Kürbissuppe ist praktisch: grob schneiden, weich kochen, pürieren und hinterher behaupten, die cremige Konsistenz sei exakt so geplant gewesen. Kokosmilch und Chili machen daraus die angenehm warme Variante.
Was du ungefähr brauchst
- 1 kleinen bis mittleren Hokkaido-Kürbis
- 1 Zwiebel
- etwas Öl oder Butter
- 1 Dose Kokosmilch
- Gemüsebrühe oder Wasser
- optional 1 kleine Kartoffel
- Salz und Pfeffer
- etwas Chili
- optional Ingwer
- optional Knoblauch
- optional Limetten- oder Zitronensaft
- optional Kürbiskerne
So macht Micha das
- Hokkaido waschen, aufschneiden und die Kerne entfernen. Die Schale darf dranbleiben. Kürbis in grobe Stücke schneiden – der Pürierstab fragt später nicht nach Maßhaltigkeit.
- Zwiebel in Öl oder Butter anschwitzen. Optional Ingwer und Knoblauch kurz mitbraten.
- Kürbis und optional eine kleine Kartoffel dazugeben und ein paar Minuten mitbraten.

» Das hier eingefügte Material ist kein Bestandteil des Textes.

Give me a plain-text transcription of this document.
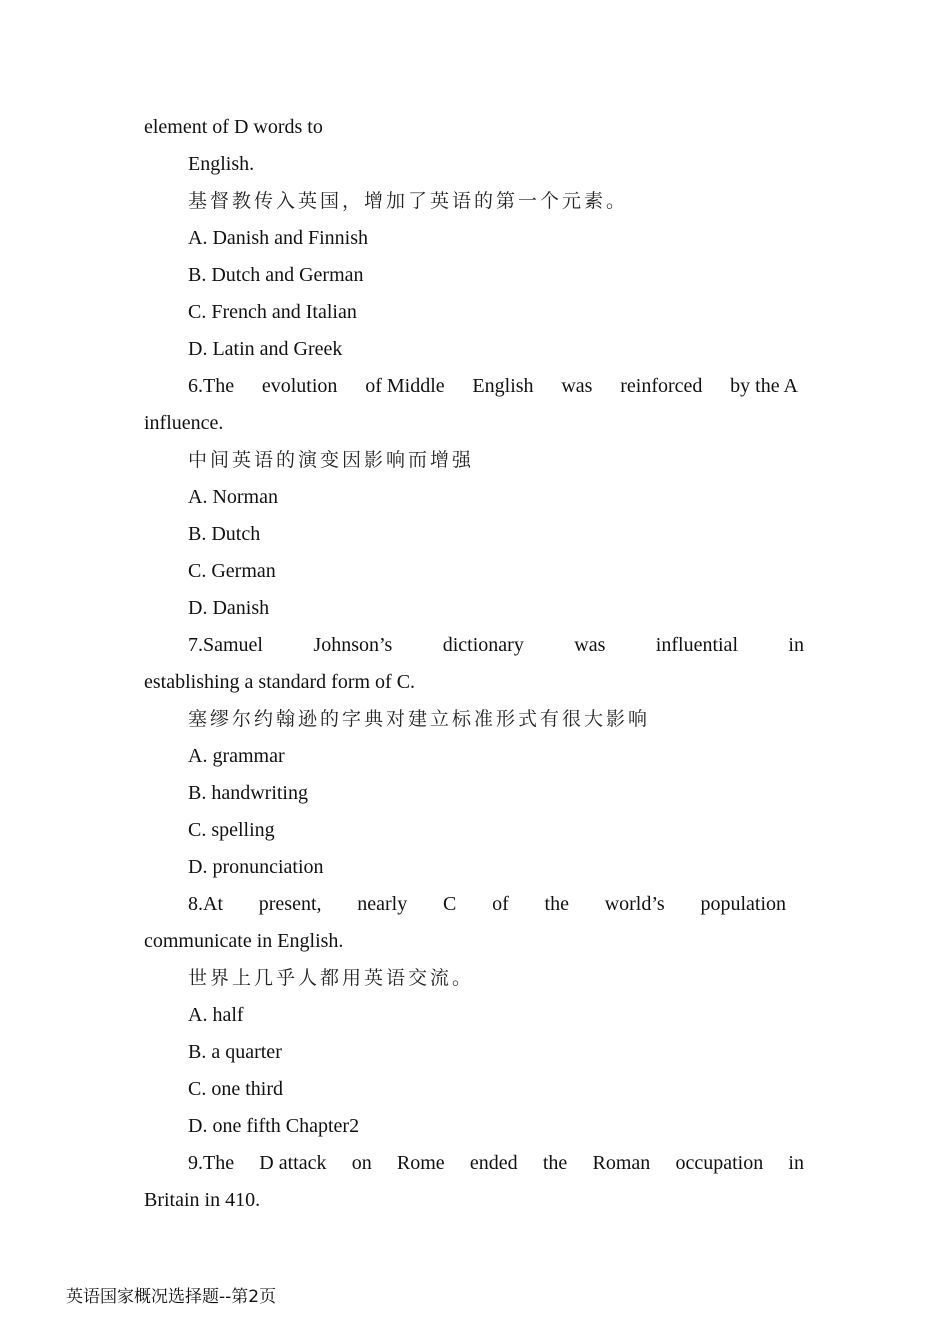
element of D words to
English.
基督教传入英国，增加了英语的第一个元素。
A. Danish and Finnish
B. Dutch and German
C. French and Italian
D. Latin and Greek
6.The evolution of Middle English was reinforced by the A
influence.
中间英语的演变因影响而增强
A. Norman
B. Dutch
C. German
D. Danish
7.Samuel	Johnson’s	dictionary	was	influential	in
establishing a standard form of C.
塞缪尔约翰逊的字典对建立标准形式有很大影响
A. grammar
B. handwriting
C. spelling
D. pronunciation
8.At present, nearly C of the world’s population
communicate in English.
世界上几乎人都用英语交流。
A. half
B. a quarter
C. one third
D. one fifth Chapter2
9.The D attack on Rome ended the Roman occupation in
Britain in 410.
英语国家概况选择题--第2页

- Mit Brühe oder Wasser aufgießen, aber nur so viel, dass das Gemüse ungefähr bedeckt ist. Nachgießen geht immer; Flüssigkeit wieder herausdiskutieren ist schwieriger.
- Köcheln lassen, bis der Kürbis weich ist. Kokosmilch dazugeben und alles cremig pürieren.
- Mit Salz, Pfeffer und etwas Chili abschmecken. Chili nach und nach – wir wollen Wärme, keinen Feuerwehreinsatz.
- Wenn zu dick: Schluck Brühe. Wenn zu dünn: offen etwas einkochen lassen. Optional mit Limetten- oder Zitronensaft abrunden und Kürbiskerne darübergeben.
Vegetarisch oder vegan?
Mit Öl statt Butter ist die Suppe vegan. Kokosmilch ist ohnehin schon auf unserer Seite.
Die Kurzansage für die Küche
Kürbis und Zwiebel weich kochen, Kokosmilch dazu, pürieren und Chili mit gesundem Misstrauen dosieren.
Micha sagt dazu
Wenn eine Suppe orange, cremig und leicht scharf ist, hat der Herbst seine Arbeit erledigt.